17. The method of claim 14, further including the step of:

(e) when a device crosses a site fence, transmitting a position message.

18. The method of claim 14, wherein step (a) includes the step of:

(a1) when a base station establishes the monitoring area, cataloguing and transmitting the description of the monitoring area to the device.

19. The method of claim 14, wherein step (b) includes the step of:

(b1) when the device crosses into the monitoring area, transmitting an entry message.

20. The method of claim 14, wherein step (b) includes the step of:

(b1) when the device crosses the monitoring area, transmitting a date and time.

21. The method of claim 14, wherein step (b) includes the step of:

(b1) when the device crosses out of the monitoring area, transmitting a departure message.

22. A method of operating a moving fence system, comprising the steps of:

(a) recording a reported position of a device;

(b) when the device has satisfied a reporting criteria, transmitting a position message;

(c) storing the position message at the device;

(d) discarding the reported position.

23. The method of claim 22, wherein the reporting criteria comprises the device crossing a moving fence and traveling a predetermined distance.

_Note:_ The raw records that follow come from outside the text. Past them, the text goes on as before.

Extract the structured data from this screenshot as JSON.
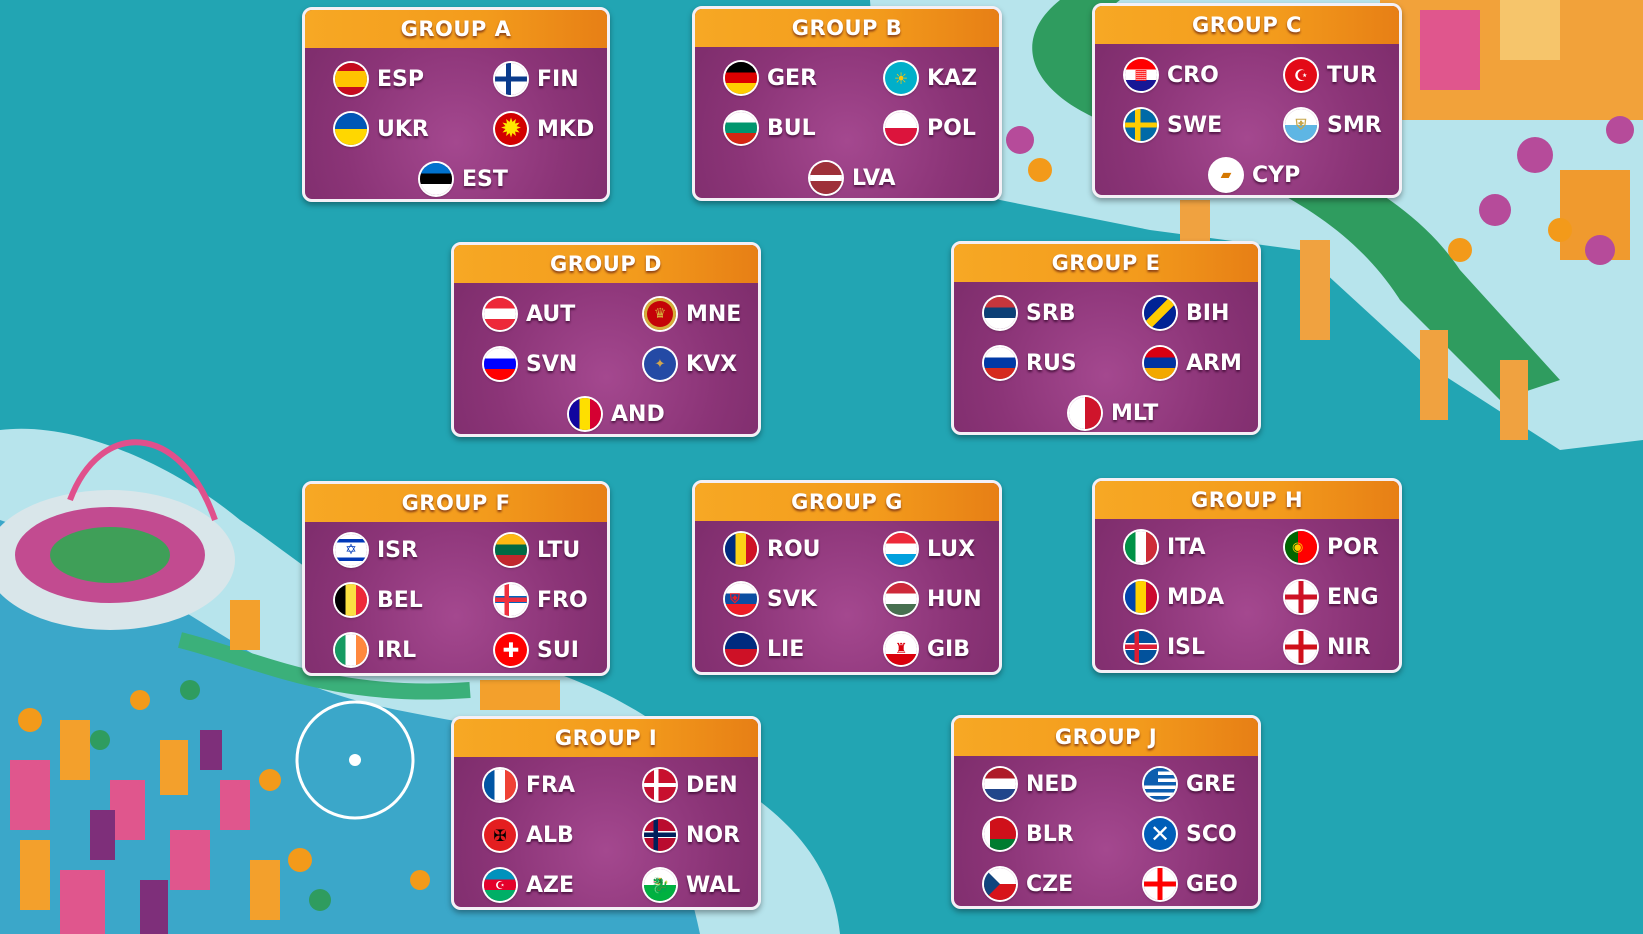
{
  "groups": [
    {
      "title": "GROUP A",
      "teams": [
        "ESP",
        "FIN",
        "UKR",
        "MKD",
        "EST"
      ]
    },
    {
      "title": "GROUP B",
      "teams": [
        "GER",
        "KAZ",
        "BUL",
        "POL",
        "LVA"
      ]
    },
    {
      "title": "GROUP C",
      "teams": [
        "CRO",
        "TUR",
        "SWE",
        "SMR",
        "CYP"
      ]
    },
    {
      "title": "GROUP D",
      "teams": [
        "AUT",
        "MNE",
        "SVN",
        "KVX",
        "AND"
      ]
    },
    {
      "title": "GROUP E",
      "teams": [
        "SRB",
        "BIH",
        "RUS",
        "ARM",
        "MLT"
      ]
    },
    {
      "title": "GROUP F",
      "teams": [
        "ISR",
        "LTU",
        "BEL",
        "FRO",
        "IRL",
        "SUI"
      ]
    },
    {
      "title": "GROUP G",
      "teams": [
        "ROU",
        "LUX",
        "SVK",
        "HUN",
        "LIE",
        "GIB"
      ]
    },
    {
      "title": "GROUP H",
      "teams": [
        "ITA",
        "POR",
        "MDA",
        "ENG",
        "ISL",
        "NIR"
      ]
    },
    {
      "title": "GROUP I",
      "teams": [
        "FRA",
        "DEN",
        "ALB",
        "NOR",
        "AZE",
        "WAL"
      ]
    },
    {
      "title": "GROUP J",
      "teams": [
        "NED",
        "GRE",
        "BLR",
        "SCO",
        "CZE",
        "GEO"
      ]
    }
  ],
  "colors": {
    "background": "#22a5b3",
    "card": "#8b3477",
    "header": "#f39b1c"
  }
}
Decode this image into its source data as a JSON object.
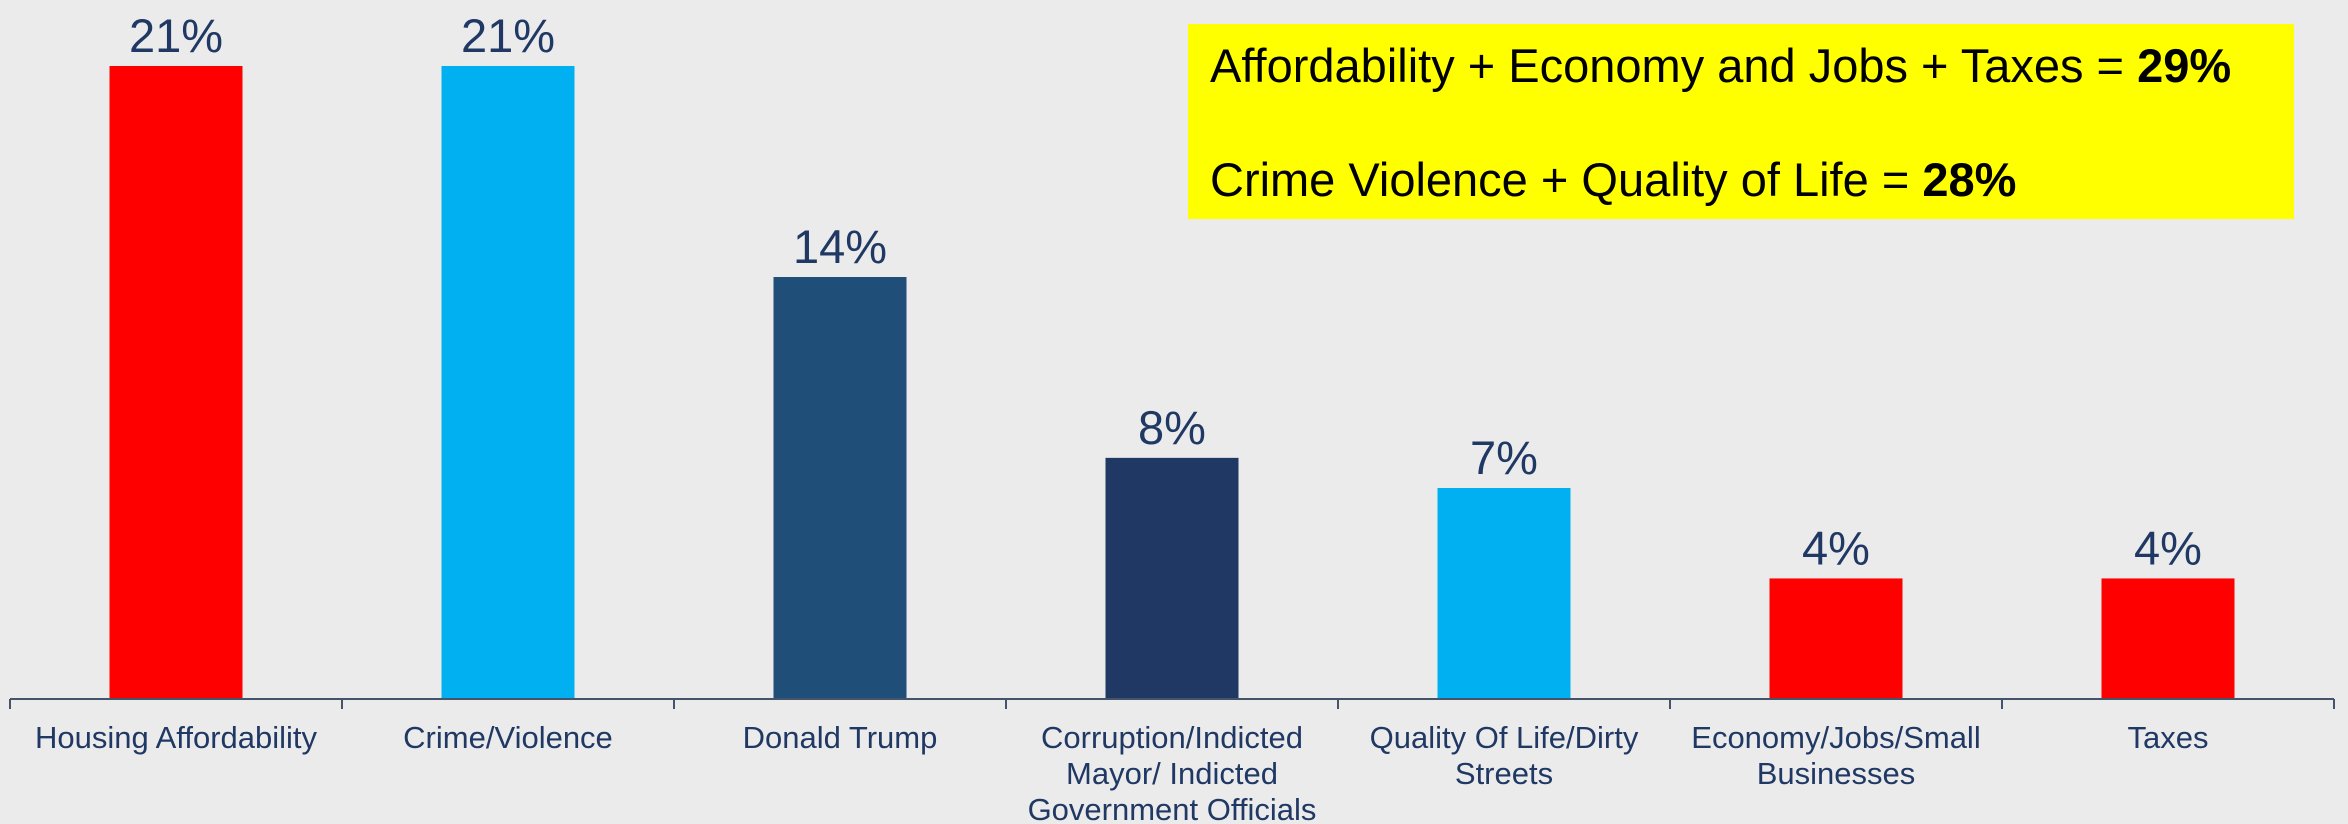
{
  "chart_data": {
    "type": "bar",
    "categories": [
      [
        "Housing Affordability"
      ],
      [
        "Crime/Violence"
      ],
      [
        "Donald Trump"
      ],
      [
        "Corruption/Indicted",
        "Mayor/ Indicted",
        "Government Officials"
      ],
      [
        "Quality Of Life/Dirty",
        "Streets"
      ],
      [
        "Economy/Jobs/Small",
        "Businesses"
      ],
      [
        "Taxes"
      ]
    ],
    "values": [
      21,
      21,
      14,
      8,
      7,
      4,
      4
    ],
    "value_labels": [
      "21%",
      "21%",
      "14%",
      "8%",
      "7%",
      "4%",
      "4%"
    ],
    "bar_colors": [
      "#ff0000",
      "#00b0f0",
      "#1f4e79",
      "#1f3864",
      "#00b0f0",
      "#ff0000",
      "#ff0000"
    ],
    "ylim": [
      0,
      21
    ],
    "title": "",
    "xlabel": "",
    "ylabel": "",
    "grid": false,
    "axis_color": "#44546a",
    "label_color": "#203864"
  },
  "callout": {
    "line1_text": "Affordability + Economy and Jobs + Taxes = ",
    "line1_value": "29%",
    "line2_text": "Crime Violence + Quality of Life = ",
    "line2_value": "28%",
    "background": "#ffff00"
  }
}
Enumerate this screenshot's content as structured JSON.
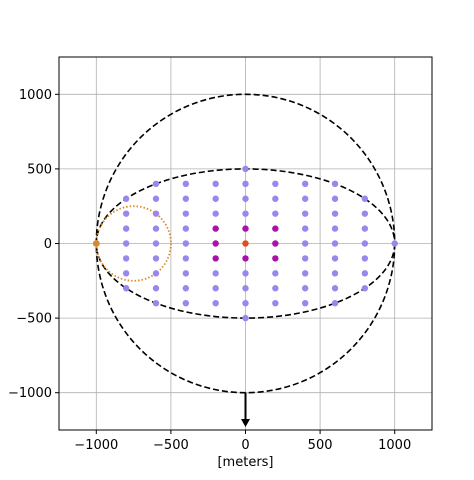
{
  "chart_data": {
    "type": "scatter",
    "title": "",
    "xlabel": "[meters]",
    "ylabel": "",
    "xlim": [
      -1250,
      1250
    ],
    "ylim": [
      -1250,
      1250
    ],
    "grid": true,
    "xticks": [
      -1000,
      -500,
      0,
      500,
      1000
    ],
    "yticks": [
      -1000,
      -500,
      0,
      500,
      1000
    ],
    "xtick_labels": [
      "−1000",
      "−500",
      "0",
      "500",
      "1000"
    ],
    "ytick_labels": [
      "−1000",
      "−500",
      "0",
      "500",
      "1000"
    ],
    "colors": {
      "grid_points": "#9b86ec",
      "inner_points": "#aa11aa",
      "center_point": "#d94f1f",
      "small_circle": "#d98a2a",
      "outline": "#000000"
    },
    "grid_points": {
      "x_values": [
        -800,
        -600,
        -400,
        -200,
        0,
        200,
        400,
        600,
        800
      ],
      "y_values": [
        -400,
        -300,
        -200,
        -100,
        0,
        100,
        200,
        300,
        400
      ],
      "extra_points": [
        [
          -1000,
          0
        ],
        [
          1000,
          0
        ],
        [
          0,
          500
        ],
        [
          0,
          -500
        ]
      ],
      "ellipse_semi_axes": [
        1000,
        500
      ]
    },
    "inner_points": [
      [
        -200,
        100
      ],
      [
        0,
        100
      ],
      [
        200,
        100
      ],
      [
        -200,
        0
      ],
      [
        200,
        0
      ],
      [
        -200,
        -100
      ],
      [
        0,
        -100
      ],
      [
        200,
        -100
      ]
    ],
    "center_point": [
      0,
      0
    ],
    "circle_large": {
      "center": [
        0,
        0
      ],
      "radius": 1000
    },
    "ellipse": {
      "center": [
        0,
        0
      ],
      "rx": 1000,
      "ry": 500
    },
    "circle_small": {
      "center": [
        -750,
        0
      ],
      "radius": 250
    },
    "small_circle_point": [
      -1000,
      0
    ],
    "arrow": {
      "from": [
        0,
        -1000
      ],
      "to": [
        0,
        -1230
      ]
    }
  }
}
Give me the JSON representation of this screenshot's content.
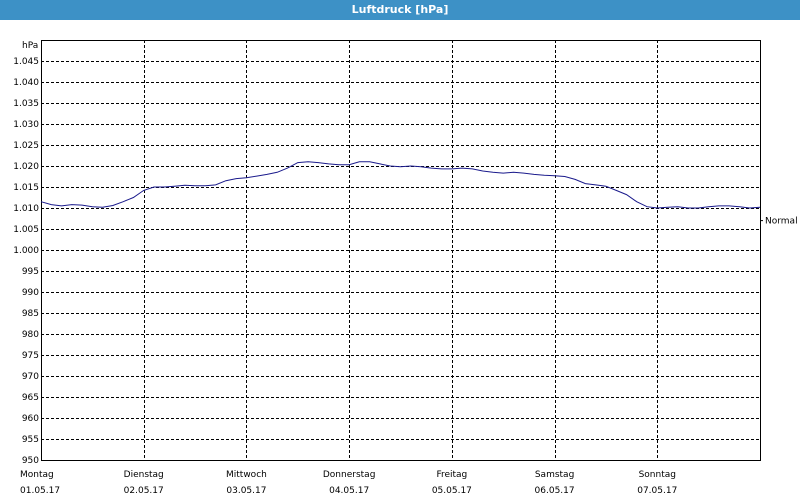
{
  "chart_data": {
    "type": "line",
    "title": "Luftdruck [hPa]",
    "y_unit": "hPa",
    "ylim": [
      950,
      1050
    ],
    "y_ticks": [
      "1.045",
      "1.040",
      "1.035",
      "1.030",
      "1.025",
      "1.020",
      "1.015",
      "1.010",
      "1.005",
      "1.000",
      "995",
      "990",
      "985",
      "980",
      "975",
      "970",
      "965",
      "960",
      "955",
      "950"
    ],
    "y_tick_values": [
      1045,
      1040,
      1035,
      1030,
      1025,
      1020,
      1015,
      1010,
      1005,
      1000,
      995,
      990,
      985,
      980,
      975,
      970,
      965,
      960,
      955,
      950
    ],
    "x_days": [
      {
        "day": "Montag",
        "date": "01.05.17"
      },
      {
        "day": "Dienstag",
        "date": "02.05.17"
      },
      {
        "day": "Mittwoch",
        "date": "03.05.17"
      },
      {
        "day": "Donnerstag",
        "date": "04.05.17"
      },
      {
        "day": "Freitag",
        "date": "05.05.17"
      },
      {
        "day": "Samstag",
        "date": "06.05.17"
      },
      {
        "day": "Sonntag",
        "date": "07.05.17"
      }
    ],
    "xlim_days": [
      0,
      7
    ],
    "grid": true,
    "line_color": "#1a1a8c",
    "right_label": {
      "text": "Normal",
      "value": 1007
    },
    "series": [
      {
        "x": [
          0,
          0.1,
          0.2,
          0.3,
          0.4,
          0.5,
          0.6,
          0.7,
          0.8,
          0.9,
          1.0,
          1.1,
          1.2,
          1.3,
          1.4,
          1.5,
          1.6,
          1.7,
          1.8,
          1.9,
          2.0,
          2.1,
          2.2,
          2.3,
          2.4,
          2.5,
          2.6,
          2.7,
          2.8,
          2.9,
          3.0,
          3.1,
          3.2,
          3.3,
          3.4,
          3.5,
          3.6,
          3.7,
          3.8,
          3.9,
          4.0,
          4.1,
          4.2,
          4.3,
          4.4,
          4.5,
          4.6,
          4.7,
          4.8,
          4.9,
          5.0,
          5.1,
          5.2,
          5.3,
          5.4,
          5.5,
          5.6,
          5.7,
          5.8,
          5.9,
          6.0,
          6.1,
          6.2,
          6.3,
          6.4,
          6.5,
          6.6,
          6.7,
          6.8,
          6.9,
          7.0
        ],
        "y": [
          1011.5,
          1010.8,
          1010.5,
          1010.8,
          1010.7,
          1010.3,
          1010.2,
          1010.6,
          1011.5,
          1012.5,
          1014.2,
          1015.0,
          1015.0,
          1015.2,
          1015.4,
          1015.3,
          1015.3,
          1015.5,
          1016.5,
          1017.0,
          1017.2,
          1017.6,
          1018.0,
          1018.5,
          1019.5,
          1020.8,
          1021.0,
          1020.8,
          1020.5,
          1020.3,
          1020.3,
          1021.0,
          1021.0,
          1020.5,
          1020.0,
          1019.8,
          1020.0,
          1019.8,
          1019.5,
          1019.3,
          1019.3,
          1019.5,
          1019.3,
          1018.8,
          1018.5,
          1018.3,
          1018.5,
          1018.3,
          1018.0,
          1017.8,
          1017.7,
          1017.5,
          1016.8,
          1015.8,
          1015.5,
          1015.2,
          1014.2,
          1013.2,
          1011.5,
          1010.3,
          1010.0,
          1010.2,
          1010.3,
          1010.0,
          1010.0,
          1010.3,
          1010.5,
          1010.5,
          1010.3,
          1010.0,
          1010.2
        ]
      }
    ]
  }
}
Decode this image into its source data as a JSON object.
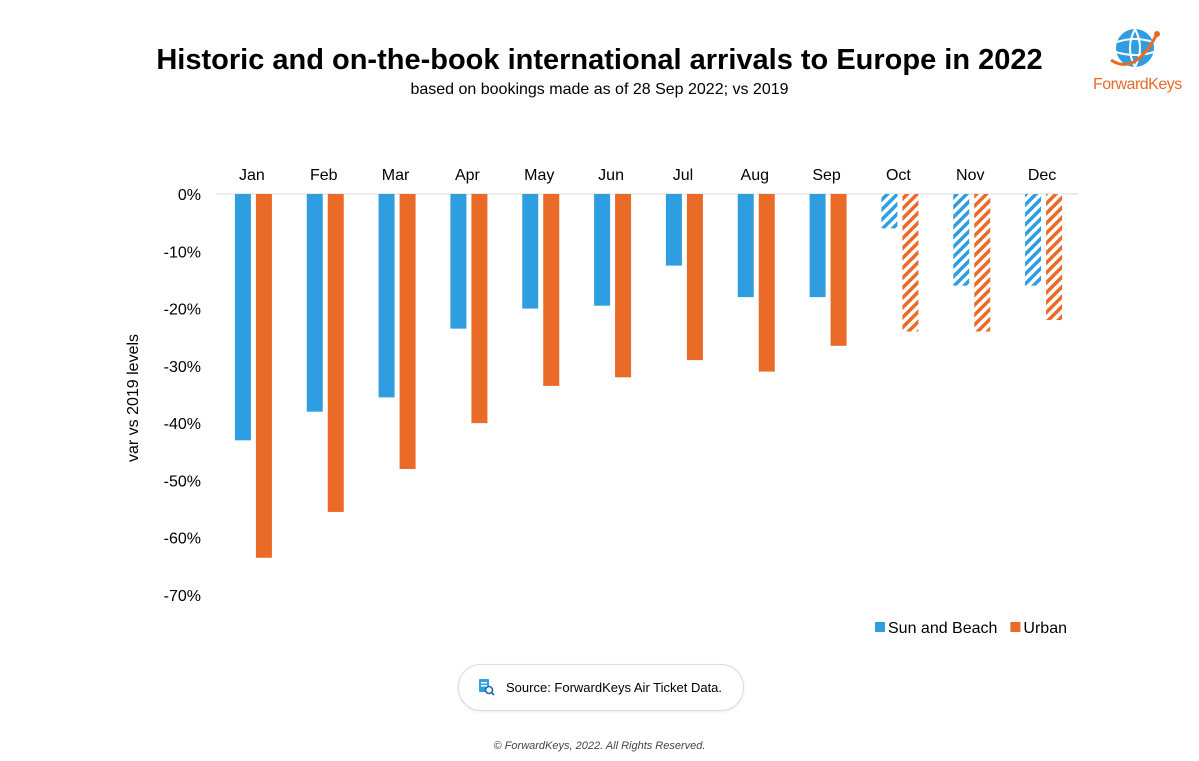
{
  "header": {
    "title": "Historic and on-the-book international arrivals to Europe in 2022",
    "subtitle": "based on bookings made as of 28 Sep 2022; vs 2019"
  },
  "logo": {
    "text": "ForwardKeys"
  },
  "source": {
    "text": "Source: ForwardKeys Air Ticket Data."
  },
  "footer": {
    "copyright": "© ForwardKeys, 2022. All Rights Reserved."
  },
  "colors": {
    "sun_and_beach": "#2e9ee0",
    "urban": "#ea6a28"
  },
  "chart_data": {
    "type": "bar",
    "title": "Historic and on-the-book international arrivals to Europe in 2022",
    "subtitle": "based on bookings made as of 28 Sep 2022; vs 2019",
    "xlabel": "",
    "ylabel": "var vs 2019 levels",
    "categories": [
      "Jan",
      "Feb",
      "Mar",
      "Apr",
      "May",
      "Jun",
      "Jul",
      "Aug",
      "Sep",
      "Oct",
      "Nov",
      "Dec"
    ],
    "ylim": [
      -70,
      0
    ],
    "yticks": [
      0,
      -10,
      -20,
      -30,
      -40,
      -50,
      -60,
      -70
    ],
    "ytick_labels": [
      "0%",
      "-10%",
      "-20%",
      "-30%",
      "-40%",
      "-50%",
      "-60%",
      "-70%"
    ],
    "forecast_categories": [
      "Oct",
      "Nov",
      "Dec"
    ],
    "series": [
      {
        "name": "Sun and Beach",
        "color": "#2e9ee0",
        "values": [
          -43,
          -38,
          -35.5,
          -23.5,
          -20,
          -19.5,
          -12.5,
          -18,
          -18,
          -6,
          -16,
          -16
        ]
      },
      {
        "name": "Urban",
        "color": "#ea6a28",
        "values": [
          -63.5,
          -55.5,
          -48,
          -40,
          -33.5,
          -32,
          -29,
          -31,
          -26.5,
          -24,
          -24,
          -22
        ]
      }
    ],
    "legend": [
      "Sun and Beach",
      "Urban"
    ],
    "legend_position": "bottom-right",
    "grid": false
  }
}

24. The method of claim 22, wherein the reporting criteria includes the device crossing a predetermined number of moving fences.

25. The method of claim 24 wherein the predetermined number of moving fences is a single moving fence.

26. The method of claim 22, wherein the reporting criteria comprises the device crossing a predetermined number of moving fences and being within a moving fence for a predetermined amount of time.

27. The method of claim 22, wherein the reporting criteria comprises a predetermined period of time.

28. The method of claim 22, wherein step (b) further includes the steps of:

(b1) determining a received signal strength for a wireless communication system;

(b2) when the received signal strength is less than a predetermined signal strength, switching to a second wireless communication system and sending the position message.